Professor Dr. Angelo Iollo, head of the Memphis Team of INRIA, and Dr. Haysam Telib, CEO of Optimad Engineering, were guest speakers in the IT'IS Brown-Bag-Lunch Seminar series with a presentation on Thursday, October 11 on the topic of “Convergence Between Data and High-Fidelity Numerical Models”.
Model reduction is a powerful tool that is applied throughout many different disciplines, including controls, fluid dynamics, structural dynamics, and biological flows. In many situations, high-order, complicated numerical models accurately represent the problem at hand, but are unsuitable for many applications – e.g., optimization, control design, systems with real-time requirements – that require fast simulations. The use of reduced-order models (ROMs) that significantly reduce the computational complexity is a trade-off of accuracy for speed and scalability. The construction of ROMs for design, optimization, control, and data-driven systems is not a trivial task because often there is no guarantee that the ROM will effectively model the physical phenomenon given a particular choice of the empirical modes.
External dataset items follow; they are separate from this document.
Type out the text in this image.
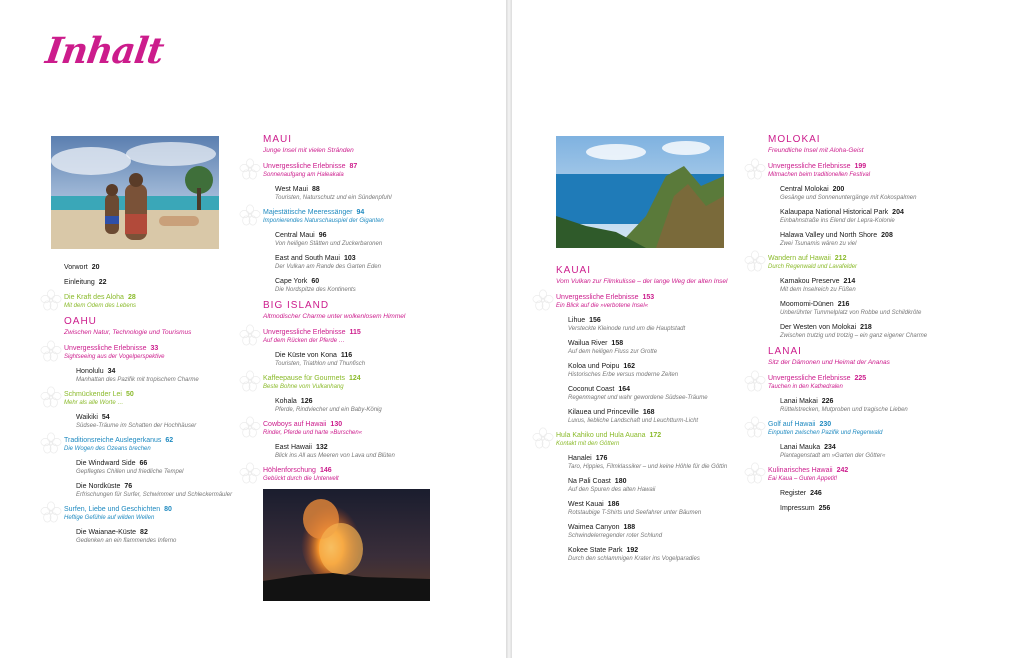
Inhalt
Vorwort 20
Einleitung 22
Die Kraft des Aloha 28
Mit dem Odem des Lebens
OAHU
Zwischen Natur, Technologie und Tourismus
Unvergessliche Erlebnisse 33
Sightseeing aus der Vogelperspektive
Honolulu 34
Manhattan des Pazifik mit tropischem Charme
Schmückender Lei 50
Mehr als alle Worte …
Waikiki 54
Südsee-Träume im Schatten der Hochhäuser
Traditionsreiche Auslegerkanus 62
Die Wogen des Ozeans brechen
Die Windward Side 66
Gepflegtes Chillen und friedliche Tempel
Die Nordküste 76
Erfrischungen für Surfer, Schwimmer und Schleckermäuler
Surfen, Liebe und Geschichten 80
Heftige Gefühle auf wilden Wellen
Die Waianae-Küste 82
Gedenken an ein flammendes Inferno
MAUI
Junge Insel mit vielen Stränden
Unvergessliche Erlebnisse 87
Sonnenaufgang am Haleakala
West Maui 88
Touristen, Naturschutz und ein Sündenpfuhl
Majestätische Meeressänger 94
Imponierendes Naturschauspiel der Giganten
Central Maui 96
Von heiligen Stätten und Zuckerbaronen
East and South Maui 103
Der Vulkan am Rande des Garten Eden
Cape York 60
Die Nordspitze des Kontinents
BIG ISLAND
Altmodischer Charme unter wolkenlosem Himmel
Unvergessliche Erlebnisse 115
Auf dem Rücken der Pferde …
Die Küste von Kona 116
Touristen, Triathlon und Thunfisch
Kaffeepause für Gourmets 124
Beste Bohne vom Vulkanhang
Kohala 126
Pferde, Rindviecher und ein Baby-König
Cowboys auf Hawaii 130
Rinder, Pferde und harte »Burschen«
East Hawaii 132
Blick ins All aus Meeren von Lava und Blüten
Höhlenforschung 146
Gebückt durch die Unterwelt
KAUAI
Vom Vulkan zur Filmkulisse – der lange Weg der alten Insel
Unvergessliche Erlebnisse 153
Ein Blick auf die »verbotene Insel«
Lihue 156
Versteckte Kleinode rund um die Hauptstadt
Wailua River 158
Auf dem heiligen Fluss zur Grotte
Koloa und Poipu 162
Historisches Erbe versus moderne Zeiten
Coconut Coast 164
Regenmagnet und wahr gewordene Südsee-Träume
Kilauea und Princeville 168
Luxus, liebliche Landschaft und Leuchtturm-Licht
Hula Kahiko und Hula Auana 172
Kontakt mit den Göttern
Hanalei 176
Taro, Hippies, Filmklassiker – und keine Höhle für die Göttin
Na Pali Coast 180
Auf den Spuren des alten Hawaii
West Kauai 186
Rotstaubige T-Shirts und Seefahrer unter Bäumen
Waimea Canyon 188
Schwindelerregender roter Schlund
Kokee State Park 192
Durch den schlammigen Krater ins Vogelparadies
MOLOKAI
Freundliche Insel mit Aloha-Geist
Unvergessliche Erlebnisse 199
Mitmachen beim traditionellen Festival
Central Molokai 200
Gesänge und Sonnenuntergänge mit Kokospalmen
Kalaupapa National Historical Park 204
Einbahnstraße ins Elend der Lepra-Kolonie
Halawa Valley und North Shore 208
Zwei Tsunamis wären zu viel
Wandern auf Hawaii 212
Durch Regenwald und Lavafelder
Kamakou Preserve 214
Mit dem Inselreich zu Füßen
Moomomi-Dünen 216
Unberührter Tummelplatz von Robbe und Schildkröte
Der Westen von Molokai 218
Zwischen trutzig und trotzig – ein ganz eigener Charme
LANAI
Sitz der Dämonen und Heimat der Ananas
Unvergessliche Erlebnisse 225
Tauchen in den Kathedralen
Lanai Makai 226
Rüttelstrecken, Mutproben und tragische Lieben
Golf auf Hawaii 230
Einputten zwischen Pazifik und Regenwald
Lanai Mauka 234
Plantagenstadt am »Garten der Götter«
Kulinarisches Hawaii 242
Eai Kaua – Guten Appetit!
Register 246
Impressum 256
The focus of Prof. Iollo's talk was on the mathematical foundation of numerical methods based on the proper orthogonal decomposition (POD) method for low-order modeling (LOM) of non-linear multiscale phenomena. POD is a mathematical technique designed to extract the relevant features of the problem at hand from an existing database of solution snapshots under the form of global modes. These are used to represent the far-field solution, while the high-fidelity model is solved only on a smaller portion of the computational domain, with considerable reduction in computational effort and preservation of local accuracy.
Among the many topics discussed by Prof. Iollo were the basic derivation of the POD method, estimates of error and of the upper/lower bounds on error estimates, and reconstruction of POD modes for advection-dominated phenomena, e.g., the solution of optimized transportation problems.
Dr. Telib provided some examples of real-life applications of POD-based LOM for, e.g., optimization of shape for aerodynamics in the automotive industry, prediction of tumor growth based on magnetic resonance imaging data, and optimization via LOM of a turbine blade in an aeronautics engine.